This is the official repository of the lecture "Autonomous Driving Software Engineering" by the Institute of Automotive Technology (Prof. Dr.-Ing. Lienkamp), TUM. You find the code from all the practice sessions in the related subdirectories. The following figure outlines the structure of the repository, which is based on the lecture's chapters:
The practice sessions are presented in jupyter notebooks (practice.ipynb
). Note that there are recordings of each session on our YouTube-channel, link below. Comprehensive explanations of the code are given in these videos. Some useful links:
All recordings can be found on our YouTube-Channel.
The associated lecture slides are accessible on ResearchGate.
To get more information about our institute, visit our homepage.
- Python 3.8
- Anaconda Navigator 2.0.3 (Download, Documentation)
- Windows, MacOS and Linux are supported
- First setup the anaconda environment by importing
ADSE_conda_environment.yml
into the anaconda navigator. - Launch jupyter notebook via the anaconda navigator. Note to activate the installed environment.
- You can run all practice notebooks with the provided anaconda environment except the practice sessions 3, 6, and 11. These practice sessions have other dependencies, please check out the local readmes in the related sub-directories. Practice 3 runs in ROS, so Linux is recommended.
The procedure of the lecture is as follows:
- Watch the video of a single lecture in the YouTube-Playlist and go through the slides in the ResearchGate-Project.
- Watch the video of the associated practice session in the YouTube-Playlist and test the related practice code in this repository on your own.
- Go to the next chapter and repeat step 1 and step 2.

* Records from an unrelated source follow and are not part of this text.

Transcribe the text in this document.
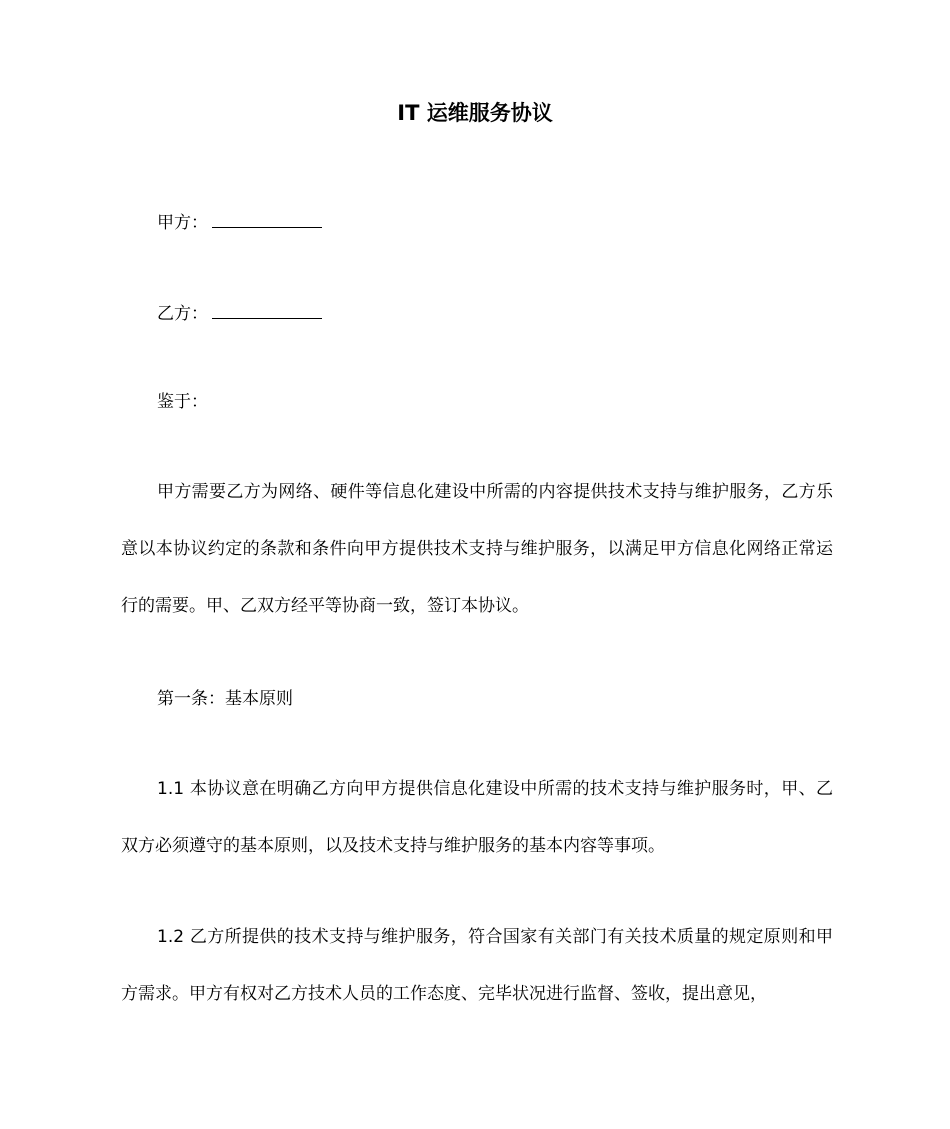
IT 运维服务协议
甲方：
乙方：
鉴于：
甲方需要乙方为网络、硬件等信息化建设中所需的内容提供技术支持与维护服务，乙方乐意以本协议约定的条款和条件向甲方提供技术支持与维护服务，以满足甲方信息化网络正常运行的需要。甲、乙双方经平等协商一致，签订本协议。
第一条：基本原则
1.1 本协议意在明确乙方向甲方提供信息化建设中所需的技术支持与维护服务时，甲、乙双方必须遵守的基本原则，以及技术支持与维护服务的基本内容等事项。
1.2 乙方所提供的技术支持与维护服务，符合国家有关部门有关技术质量的规定原则和甲方需求。甲方有权对乙方技术人员的工作态度、完毕状况进行监督、签收，提出意见，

Number | Session | Description | Video | Lecture Slides |
---|---|---|---|---|
1 | Python intro | Some basics of programming in python for beginners. | --- | ResearchGate |
2 | Basics of mapping and localization | Exemplary implementation of a Kalman filter and application for localization via GNSS-signal. | YouTube | ResearchGate |
3 | SLAM | The google cartographer SLAM algorithm is applied to data from the KITTI-dataset. Note, that this lecture is held in Linux and has its own dependencies, please refer to the local readme. | YouTube | ResearchGate |
4 | Detection | Overview about the YOLO-approach from network architecture to exemplary usage. | YouTube | ResearchGate |
5 | Prediction | Implementation of the pipeline to setup a motion prediction algorithm based on a Encoder-Decoder architecture. | YouTube | ResearchGate |
6 | Global plannings | A global optimal race line optimization is shown. This lecture has its own dependencies, please refer to the local readme. | YouTube | ResearchGate |
7 | Local planning | A local planning algorithm based on a graph-based approach is presented. | YouTube | ResearchGate |
8 | Control | The design of a velocity controller and numerical solver for differential equation are covered. | YouTube | ResearchGate |
9 | Safety assessment | The evaluation of the criticality of planned trajectories based on various metrics and their sensitivity is discussed. | YouTube | ResearchGate |
10 | Teleoperated driving | How to send and receive data via MQTT over network is shown in this practice session. | YouTube | ResearchGate |
11 | End-to-End | The exemplary pipeline of data collection from expert demonstration, training and application are treated in this session. This lecture has its own dependencies, please refer to the local | YouTube | ResearchGate |
If you find our work useful in your research, please consider citing the associated lecture at our ResearchGate-Project.